How Nomad Uses CPUs

This page provides conceptual information on how Nomad discovers and uses CPU resources on nodes in order to place and run workloads.

Every Nomad node has a Central Processing Unit (CPU) providing the computational power needed for running operating system processes. Nomad uses the CPU to run tasks defined by the Nomad job submitter. For Nomad to know which nodes have sufficient capacity for running a given task, each node in the cluster is fingerprinted to gather information about the performance characteristics of its CPU. The two metrics associated with each Nomad node with regard to CPU performance are its bandwidth (how much it can compute) and the number of cores.

Modern CPUs may contain heterogeneous core types. Apple introduced the M1 CPU in 2020 which contains both performance (P-Core) and efficiency (E-Core) types. Each core type operates at a different base frequency. Intel introduced a similar topology in its Raptor Lake chips in 2022. When fingerprinting the characteristics of a CPU Nomad is capable of taking these advanced CPU topologies into account.

Calculating CPU resources

The total CPU bandwidth of a Nomad node is the sum of the product between the frequency of each core type and the total number of cores of that type in the CPU.

bandwidth = (p_cores * p_frequency) + (e_cores * e_frequency)
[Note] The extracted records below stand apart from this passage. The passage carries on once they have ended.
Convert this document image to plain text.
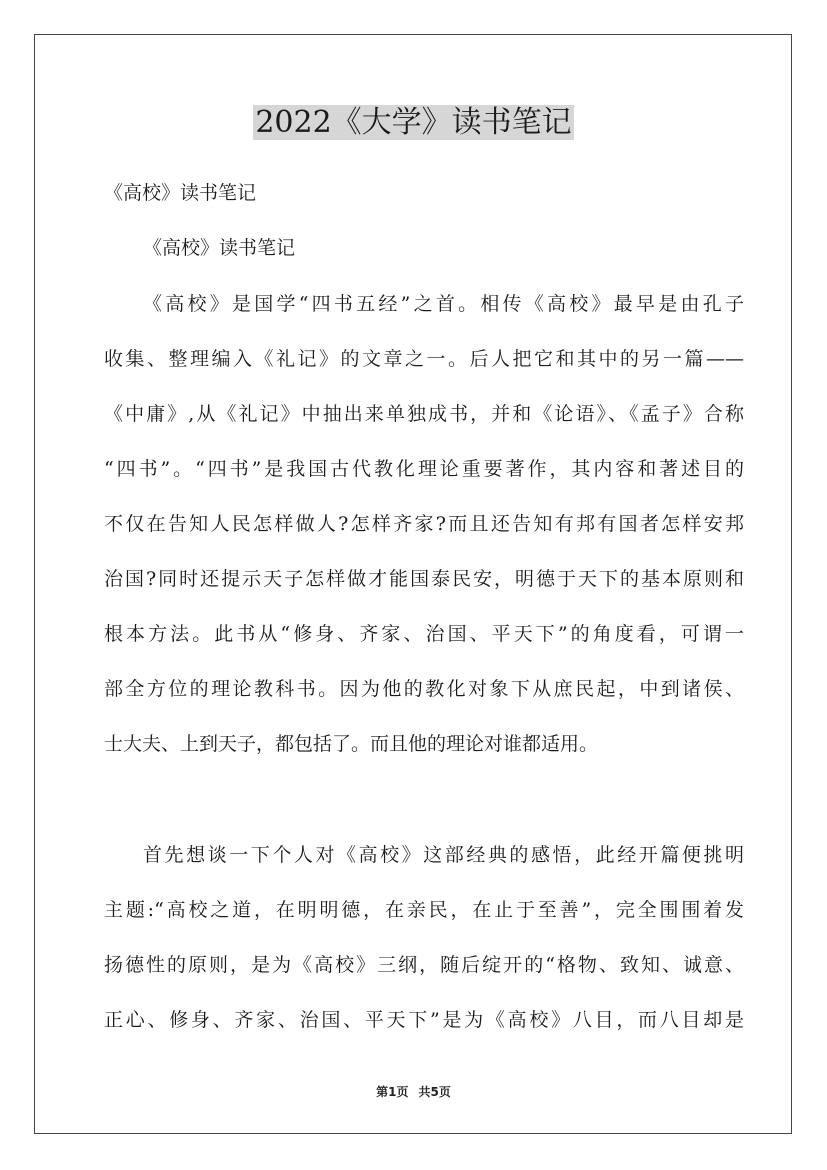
2022《大学》读书笔记

《高校》读书笔记

《高校》读书笔记

《高校》是国学“四书五经”之首。相传《高校》最早是由孔子

收集、整理编入《礼记》的文章之一。后人把它和其中的另一篇——

《中庸》,从《礼记》中抽出来单独成书，并和《论语》、《孟子》合称

“四书”。“四书”是我国古代教化理论重要著作，其内容和著述目的

不仅在告知人民怎样做人?怎样齐家?而且还告知有邦有国者怎样安邦

治国?同时还提示天子怎样做才能国泰民安，明德于天下的基本原则和

根本方法。此书从“修身、齐家、治国、平天下”的角度看，可谓一

部全方位的理论教科书。因为他的教化对象下从庶民起，中到诸侯、

士大夫、上到天子，都包括了。而且他的理论对谁都适用。

首先想谈一下个人对《高校》这部经典的感悟，此经开篇便挑明

主题:“高校之道，在明明德，在亲民，在止于至善”，完全围围着发

扬德性的原则，是为《高校》三纲，随后绽开的“格物、致知、诚意、

正心、修身、齐家、治国、平天下”是为《高校》八目，而八目却是

第1页 共5页
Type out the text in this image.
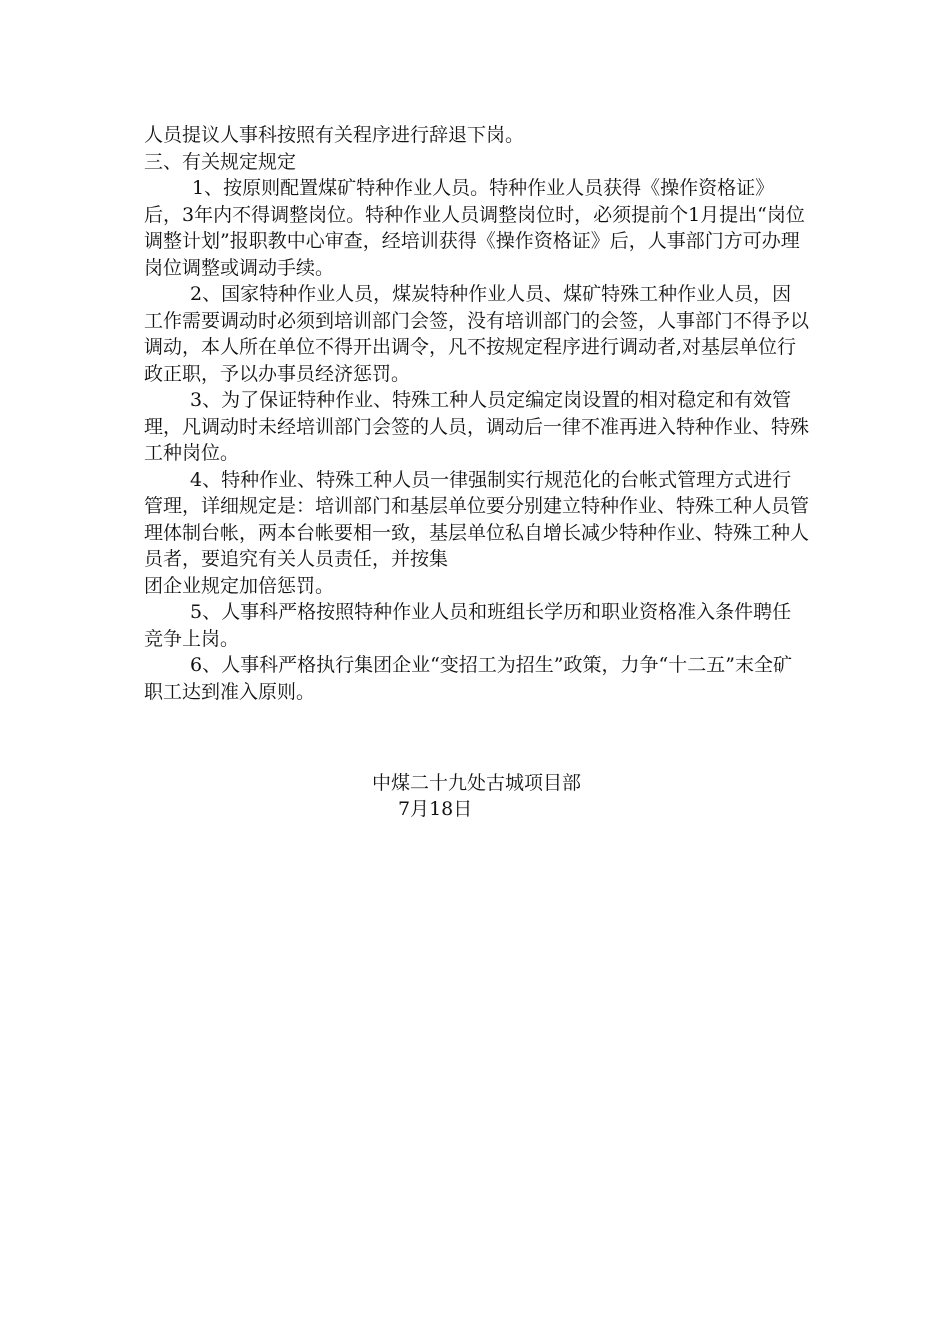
人员提议人事科按照有关程序进行辞退下岗。

三、有关规定规定

1、按原则配置煤矿特种作业人员。特种作业人员获得《操作资格证》后，3年内不得调整岗位。特种作业人员调整岗位时，必须提前个1月提出“岗位调整计划”报职教中心审查，经培训获得《操作资格证》后，人事部门方可办理岗位调整或调动手续。

2、国家特种作业人员，煤炭特种作业人员、煤矿特殊工种作业人员，因工作需要调动时必须到培训部门会签，没有培训部门的会签，人事部门不得予以调动，本人所在单位不得开出调令，凡不按规定程序进行调动者,对基层单位行政正职，予以办事员经济惩罚。

3、为了保证特种作业、特殊工种人员定编定岗设置的相对稳定和有效管理，凡调动时未经培训部门会签的人员，调动后一律不准再进入特种作业、特殊工种岗位。

4、特种作业、特殊工种人员一律强制实行规范化的台帐式管理方式进行管理，详细规定是：培训部门和基层单位要分别建立特种作业、特殊工种人员管理体制台帐，两本台帐要相一致，基层单位私自增长减少特种作业、特殊工种人员者，要追究有关人员责任，并按集

团企业规定加倍惩罚。

5、人事科严格按照特种作业人员和班组长学历和职业资格准入条件聘任竞争上岗。

6、人事科严格执行集团企业“变招工为招生”政策，力争“十二五”末全矿职工达到准入原则。

中煤二十九处古城项目部
7月18日
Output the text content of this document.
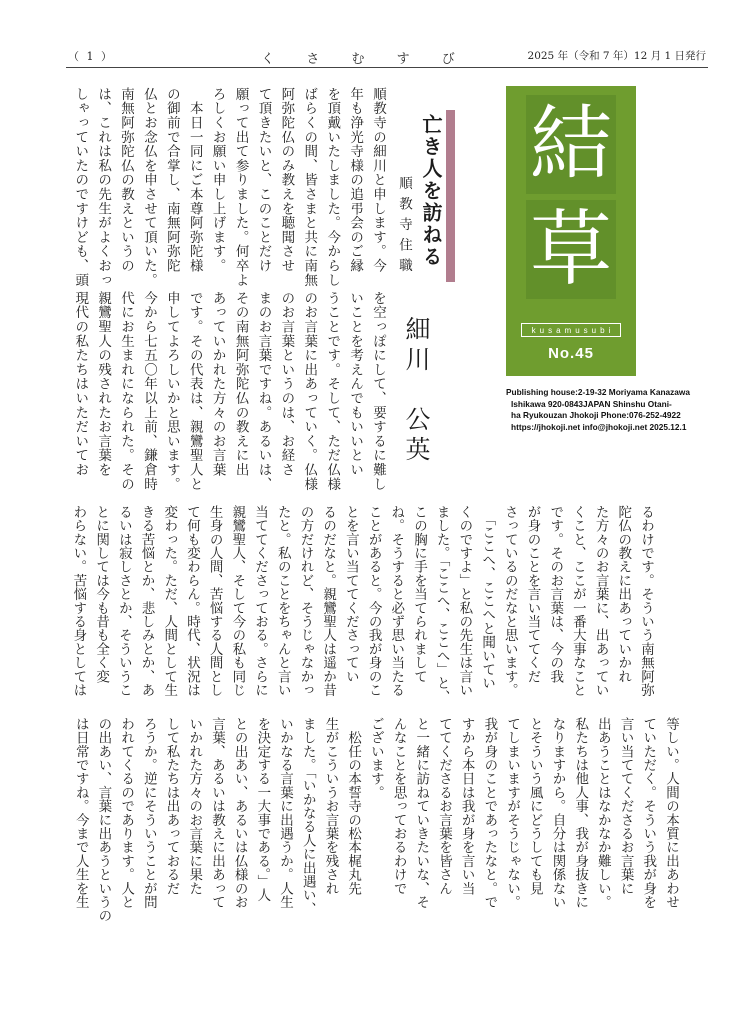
（ 1 ）	く さ む す び	2025 年（令和 7 年）12 月 1 日発行
結
草
kusamusubi
No.45
Publishing house:2-19-32 Moriyama Kanazawa
Ishikawa 920-0843JAPAN Shinshu Otani-
ha Ryukouzan Jhokoji Phone:076-252-4922
https://jhokoji.net info@jhokoji.net 2025.12.1
亡き人を訪ねる
順教寺住職
細川　公英

順教寺の細川と申します。今

年も浄光寺様の追弔会のご縁

を頂戴いたしました。今からし

ばらくの間、皆さまと共に南無

阿弥陀仏のみ教えを聴聞させ

て頂きたいと、このことだけ

願って出て参りました。何卒よ

ろしくお願い申し上げます。

　本日一同にご本尊阿弥陀様

の御前で合掌し、南無阿弥陀

仏とお念仏を申させて頂いた。

南無阿弥陀仏の教えというの

は、これは私の先生がよくおっ

しゃっていたのですけども、頭

を空っぽにして、要するに難し

いことを考えんでもいいとい

うことです。そして、ただ仏様

のお言葉に出あっていく。仏様

のお言葉というのは、お経さ

まのお言葉ですね。あるいは、

その南無阿弥陀仏の教えに出

あっていかれた方々のお言葉

です。その代表は、親鸞聖人と

申してよろしいかと思います。

今から七五〇年以上前、鎌倉時

代にお生まれになられた。その

親鸞聖人の残されたお言葉を

現代の私たちはいただいてお

るわけです。そういう南無阿弥

陀仏の教えに出あっていかれ

た方々のお言葉に、出あってい

くこと、ここが一番大事なこと

です。そのお言葉は、今の我

が身のことを言い当ててくだ

さっているのだなと思います。

　「ここへ、ここへと聞いてい

くのですよ」と私の先生は言い

ました。「ここへ、ここへ」と、

この胸に手を当てられまして

ね。そうすると必ず思い当たる

ことがあると。今の我が身のこ

とを言い当ててくださってい

るのだなと。親鸞聖人は遥か昔

の方だけれど、そうじゃなかっ

たと。私のことをちゃんと言い

当ててくださっておる。さらに

親鸞聖人、そして今の私も同じ

生身の人間、苦悩する人間とし

て何も変わらん。時代、状況は

変わった。ただ、人間として生

きる苦悩とか、悲しみとか、あ

るいは寂しさとか、そういうこ

とに関しては今も昔も全く変

わらない。苦悩する身としては

等しい。人間の本質に出あわせ

ていただく。そういう我が身を

言い当ててくださるお言葉に

出あうことはなかなか難しい。

私たちは他人事、我が身抜きに

なりますから。自分は関係ない

とそういう風にどうしても見

てしまいますがそうじゃない。

我が身のことであったなと。で

すから本日は我が身を言い当

ててくださるお言葉を皆さん

と一緒に訪ねていきたいな、そ

んなことを思っておるわけで

ございます。

　松任の本誓寺の松本梶丸先

生がこういうお言葉を残され

ました。「いかなる人に出遇い、

いかなる言葉に出遇うか。人生

を決定する一大事である。」人

との出あい、あるいは仏様のお

言葉、あるいは教えに出あって

いかれた方々のお言葉に果た

して私たちは出あっておるだ

ろうか。逆にそういうことが問

われてくるのであります。人と

の出あい、言葉に出あうというの

は日常ですね。今まで人生を生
The total number of cores is computed by summing the number of P-Cores and the number of E-Cores.

cores = p_cores + e_cores

Nomad does not distinguish between logical and physical CPU cores. One of the defining differences between the P-Core and E-Core types is that the E-Cores do not support hyperthreading, whereas P-Cores do. As such a single physical P-Core is presented as 2 logical cores, and a single E-Core is presented as 1 logical core.

The example below is from a Nomad node with an Intel i9-13900 CPU. It is made up of mixed core types, with a P-Core base frequency of 2 GHz and an E-Core base frequency of 1.5 GHz.

These characteristics are reflected in the cpu.frequency.performance and cpu.frequency.efficiency node attributes respectively.

cpu.arch                        = amd64
cpu.frequency.efficiency        = 1500
cpu.frequency.performance       = 2000
cpu.modelname                   = 13th Gen Intel(R) Core(TM) i9-13900
cpu.numcores                    = 32
cpu.numcores.efficiency         = 16
cpu.numcores.performance        = 16
cpu.reservablecores             = 32
cpu.totalcompute                = 56000
cpu.usablecompute               = 56000

Reserving CPU resources

In the fingerprinted node attributes, cpu.totalcompute indicates the total amount of CPU bandwidth the processor is capable of delivering. In some cases it may be beneficial to reserve some amount of a node's CPU resources for use by the operating system and other non-Nomad processes. This can be done in client configuration.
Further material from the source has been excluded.